Abstract

The conversion of bacterial CRISPR/Cas defense system into a simple and efficient tool for genome manipulations brought experimental biology into new dimensions. Suddenly, genome editing reached many groups most of which were interested in it but not able to employ the available time- and labor-consuming approaches of the pre-CRISPR era. In plant biology and biotechnology, CRISPR/Cas gene editing became the second most important technology after plant transformation. Actually, it relies on the available array of methods of gene delivery. While sufficient for most purposes, the classic gene transfer methods might become a problem for some experimental settings.

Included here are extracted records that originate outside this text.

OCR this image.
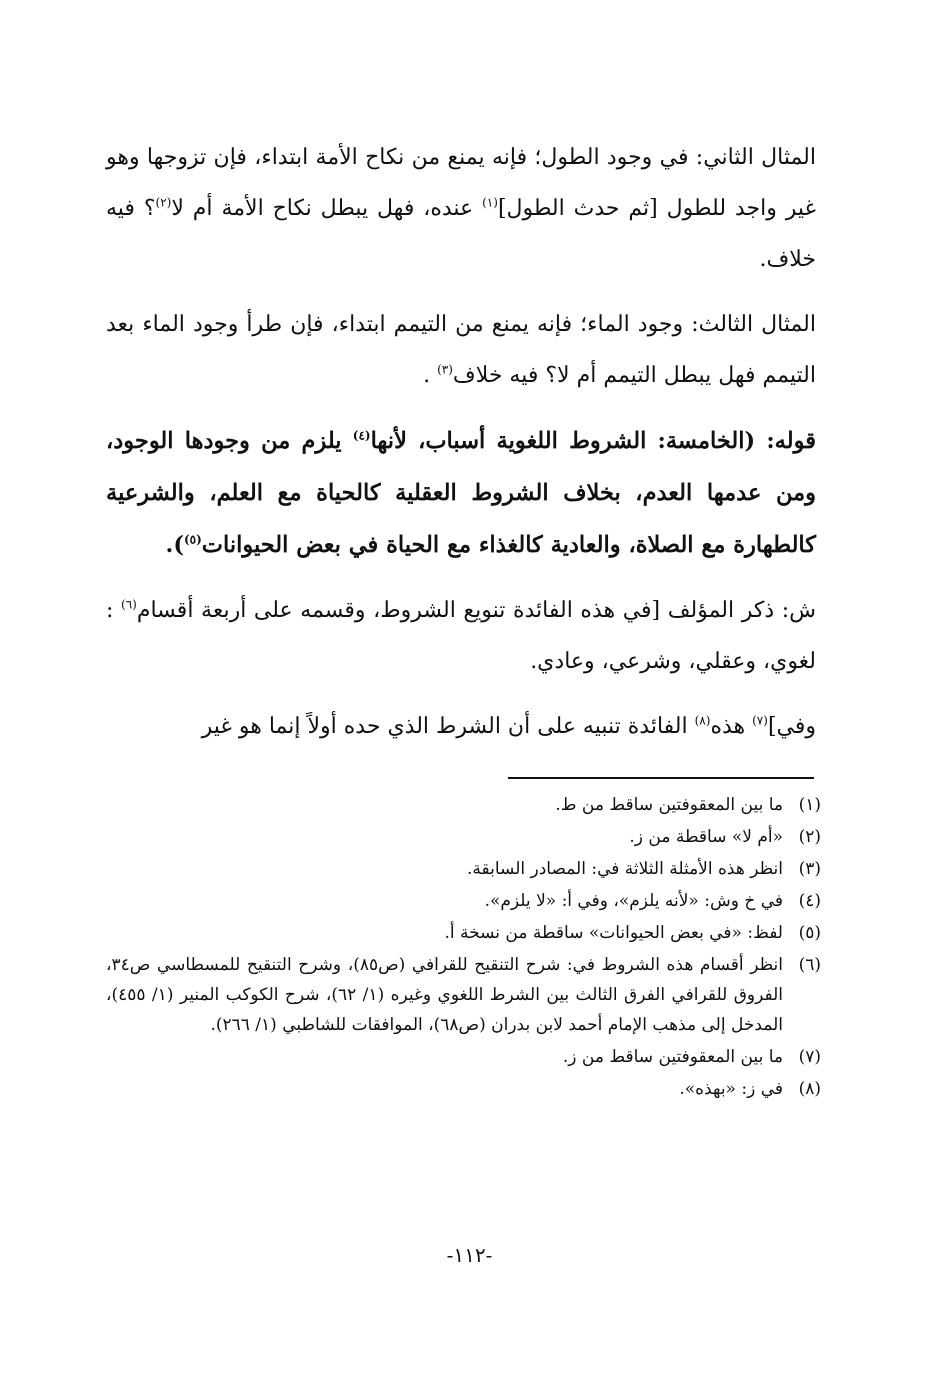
المثال الثاني: في وجود الطول؛ فإنه يمنع من نكاح الأمة ابتداء، فإن تزوجها وهو غير واجد للطول [ثم حدث الطول]$^{(١)}$ عنده، فهل يبطل نكاح الأمة أم لا$^{(٢)}$؟ فيه خلاف.

المثال الثالث: وجود الماء؛ فإنه يمنع من التيمم ابتداء، فإن طرأ وجود الماء بعد التيمم فهل يبطل التيمم أم لا؟ فيه خلاف$^{(٣)}$ .

قوله: (الخامسة: الشروط اللغوية أسباب، لأنها$^{(٤)}$ يلزم من وجودها الوجود، ومن عدمها العدم، بخلاف الشروط العقلية كالحياة مع العلم، والشرعية كالطهارة مع الصلاة، والعادية كالغذاء مع الحياة في بعض الحيوانات$^{(٥)}$).

ش: ذكر المؤلف [في هذه الفائدة تنويع الشروط، وقسمه على أربعة أقسام$^{(٦)}$ : لغوي، وعقلي، وشرعي، وعادي.

وفي]$^{(٧)}$ هذه$^{(٨)}$ الفائدة تنبيه على أن الشرط الذي حده أولاً إنما هو غير

(١)
ما بين المعقوفتين ساقط من ط.
(٢)
«أم لا» ساقطة من ز.
(٣)
انظر هذه الأمثلة الثلاثة في: المصادر السابقة.
(٤)
في خ وش: «لأنه يلزم»، وفي أ: «لا يلزم».
(٥)
لفظ: «في بعض الحيوانات» ساقطة من نسخة أ.
(٦)
انظر أقسام هذه الشروط في: شرح التنقيح للقرافي (ص٨٥)، وشرح التنقيح للمسطاسي ص٣٤، الفروق للقرافي الفرق الثالث بين الشرط اللغوي وغيره (١/ ٦٢)، شرح الكوكب المنير (١/ ٤٥٥)، المدخل إلى مذهب الإمام أحمد لابن بدران (ص٦٨)، الموافقات للشاطبي (١/ ٢٦٦).
(٧)
ما بين المعقوفتين ساقط من ز.
(٨)
في ز: «بهذه».
-١١٢-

The main obstacle is that they include DNA delivery and, frequently, its subsequent integration into cellular genome. For this reason novel methods to achieve gene editing without the need of stable transformation and even without DNA delivery were developed. These new approaches include in vitro ribonucleoprotein complexes formulations (delivered by microinjection, particle bombardment, electroporation, liposomes etc.), use of virus-like particles and employment of bacterial secretory systems for Cas/gRNA delivery. The first attempts to achieve DNA-free editing were made less than ten years ago. Later, different types of animal and plant cells were addressed. In this mini review we try to summarize the current developments and emerging trends in the field of DNA-free editing in plants.

摘要

将细菌CRISPR / Cas防御系统转换为用于基因组操作的简单有效的工具，将实验生物学带入了新的领域。突然，基因组编辑进入了许多小组，其中大多数对此感兴趣，但无法采用CRISPR之前时代可用的耗时且费力的方法。在植物生物学和生物技术中，CRISPR / Cas基因编辑成为继植物转化后第二重要的技术。实际上，它依赖于可用的一系列基因传递方法。尽管对于大多数目的已经足够了，但是经典的基因转移方法可能会在某些实验环境中成为问题。主要障碍是它们包括DNA传递，通常包括随后的整合到细胞基因组中。因此，开发了不需要稳定转化甚至不需要DNA递送即可实现基因编辑的新方法。这些新方法包括体外核糖核蛋白复合物制剂（通过显微注射，粒子轰击，电穿孔，脂质体等进行递送），使用病毒样颗粒并利用细菌分泌系统进行Cas / gRNA递送。不到十年前就进行了无DNA编辑的首次尝试。后来，研究了不同类型的动植物细胞。在本微型综述中，我们尝试总结植物中无DNA编辑领域的当前发展和新兴趋势。